Отношения между Богом — или христианством, или религией — и современной культурой вполне ясные: это. если угодно, отношения между' причиной и следствием. И если в моих стихах есть что-то в подобном роде, то это просто попытка следствия отдать дань причине. Вот так все просто. Я не то чтобы религиозен, вовсе нет. К счастью или к несчастью, уж не знаю. Не думаю, что я принадлежу к какому-то вероучению. Скажу вам, что когда в больнице мне задали этот критический вопрос — ведь все может случиться, — я был в затруднении[63]
.От души поздравляю Бостонский университет! Не знаю, право, как к этому отнестись. Я очень плохой еврей. В свое время меня в еврейских кругах корили за то. что я не поддерживаю борьбу евреев за свои права. А еще за то. что в стихах у меня слишком много евангельских тем. Это, по-моему, полная чушь. С моей стороны тут нет никакого отказа от наследия предков. Я просто хочу следствию дать возможность засвидетельствовать свое нижайшее почтение причине — вот и все.
Ну, я бы не сказал, что высказывание, которое вы процитировали, справедливо… Что касается меня — в возрасте двадцати четырех лет или двадцати трех, уже не помню точно, я впервые прочитал Ветхий и Новый Завет. И это на меня произвело, может быть, самое сильное впечатление в жизни… Разумеется, я понял, что метафизические горизонты, предлагаемые христианством, менее значительны, чем те, которые предлагаются иудаизмом. Но я совершил свой выбор в сторону идеалов христианства, если угодно… Я бы, надо сказать, почаще употреблял выражение иудеохристианство, потому что одно немыслимо без другого. И в общем-то это примерно та сфера или те параметры, которыми определяется моя если не обязательно интеллектуальная, то, по крайней мере, какая-то душевная деятельность[64]
.Давайте начнем с конца. Я стопроцентный еврей, у меня еврейская кровь. Так что для меня вопросов не существует. Но в течение жизни я как-то мало обращал на это внимания, даже будучи молодым человеком, хотя в России молодым еврейским людям напоминают об их происхождении каждые пять минут.

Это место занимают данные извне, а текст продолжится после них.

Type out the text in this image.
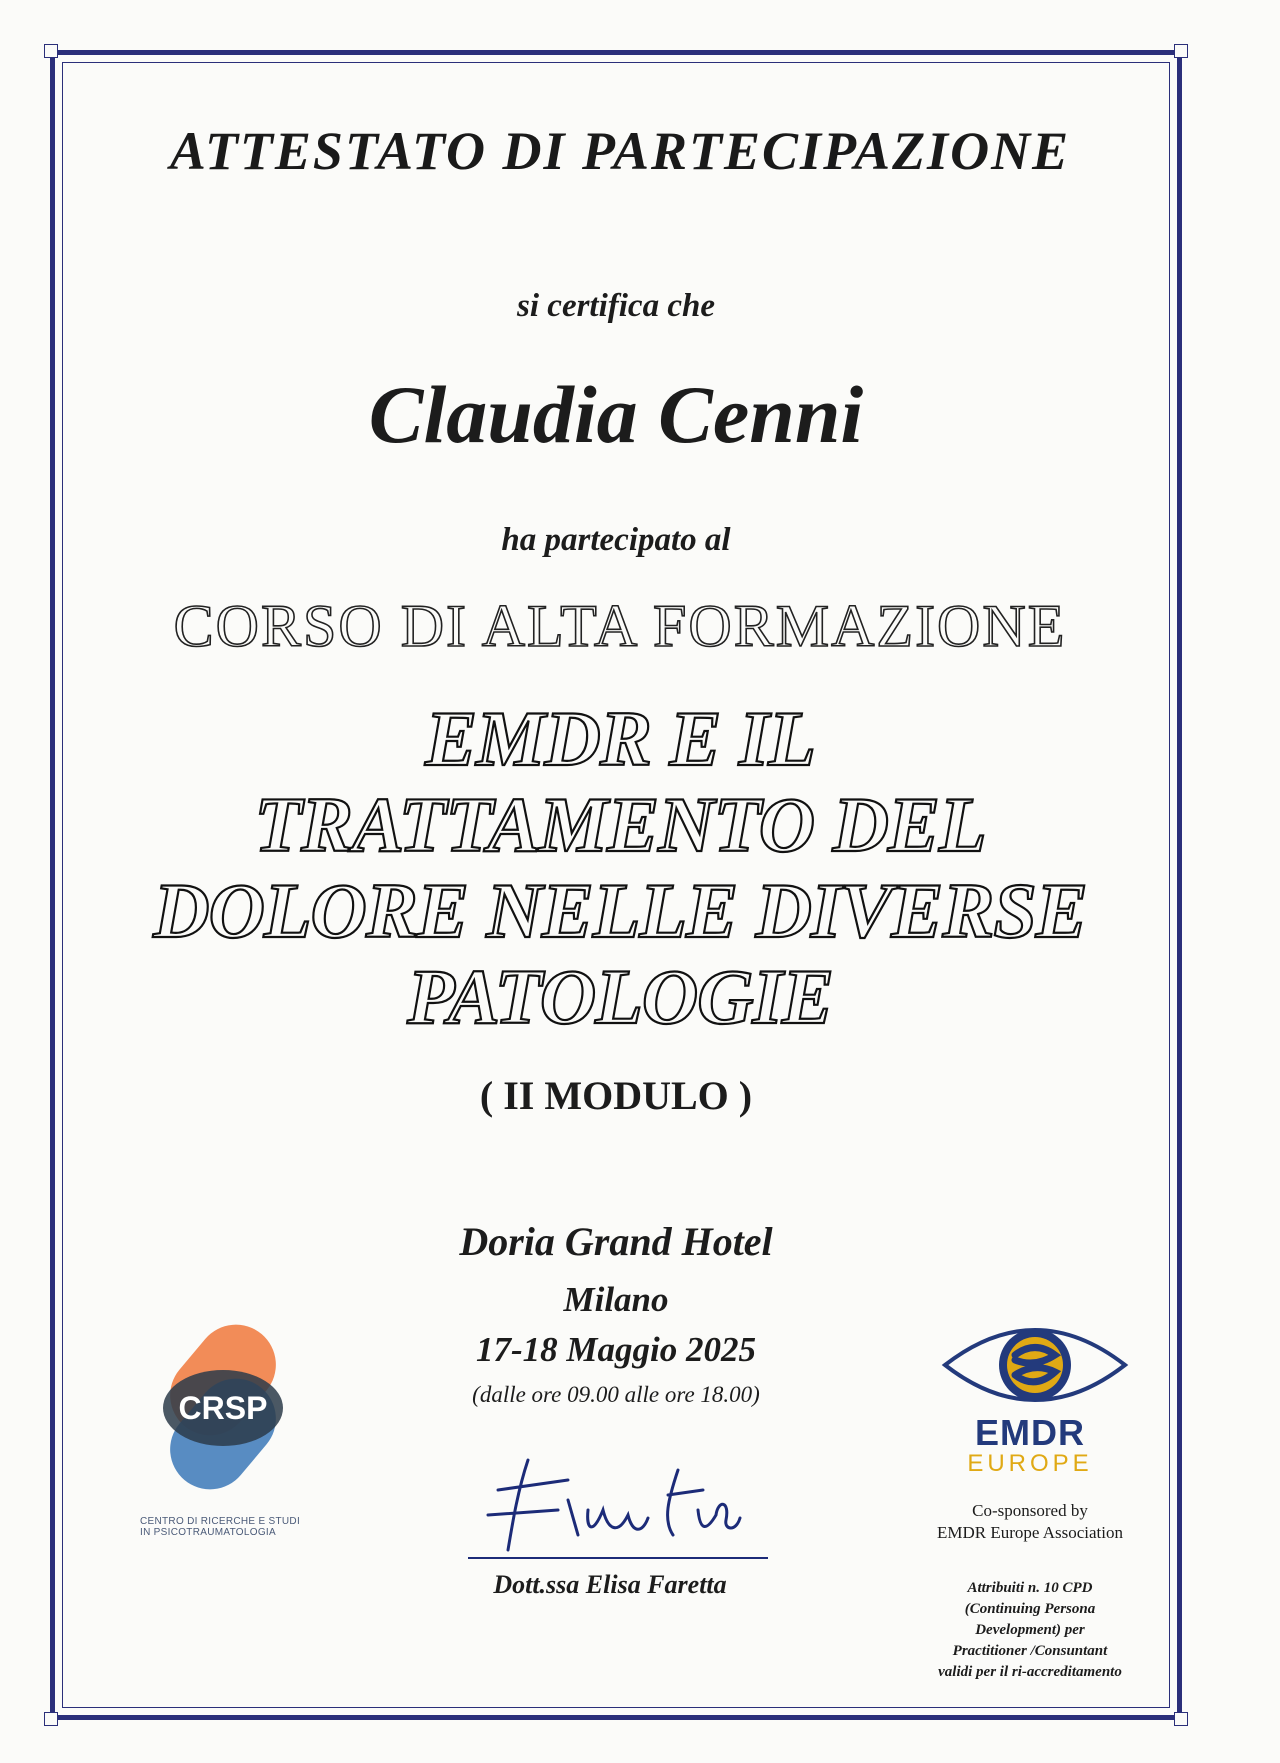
ATTESTATO DI PARTECIPAZIONE
si certifica che
Claudia Cenni
ha partecipato al
CORSO DI ALTA FORMAZIONE
EMDR E IL
TRATTAMENTO DEL
DOLORE NELLE DIVERSE
PATOLOGIE
( II MODULO )
Doria Grand Hotel
Milano
17-18 Maggio 2025
(dalle ore 09.00 alle ore 18.00)
CRSP
CENTRO DI RICERCHE E STUDI
IN PSICOTRAUMATOLOGIA
Dott.ssa Elisa Faretta
EMDR
EUROPE
Co-sponsored by
EMDR Europe Association
Attribuiti n. 10 CPD
(Continuing Persona
Development) per
Practitioner /Consuntant
validi per il ri-accreditamento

Мне к тому же совсем не повезло, я картавлю, что выдает мое еврейство с потрохами. Так оно и было, за тем исключением, что я не обращал большого внимания… Как бы это сказать? Я, в сущности, до конца не осознавал себя евреем… Мне было интересным то, что было труднодостижимо, то, что не лежало на поверхности. А еврейский аспект моего бытия был, так сказать, «под рукой»…И потом, я всегда верил, что человека определяет не раса, религия, география или гражданство. Прежде всего человеку нужно спрашивать себя: «Трус ли я? Или благородный человек? Или я лжец?» И тому подобное. Так что для меня еврейство мало что определяло. И на самом деле мое еврейство стало чуть более заметным для меня здесь, где общество построено с учетом строгого разграничения на евреев и неевреев…
Я опять отвлекаюсь от прямого ответа на ваш вопрос, но я хочу сказать вот что. С течением лет я чувствую себя куда большим евреем, чем те люди, которые уезжают в Израиль или ходят в синагоги. Происходит это оттого, что у меня очень развито чувство высшей справедливости. И то, чем я занимаюсь по профессии, есть своего рода акт проверки, но только на бумаге… То, что касается идеи высшей справедливости в иудаизме, довольно крепко привязано к тому, чем я занимаюсь. Более того, природа этого ремесла в каком-то смысле делает тебя евреем, еврейство становится следствием…
«Все поэты — жиды…» — именно поэтому она [Цветаева] так сказала. Ремесло обязывает. Или ты просто плохой ремесленник.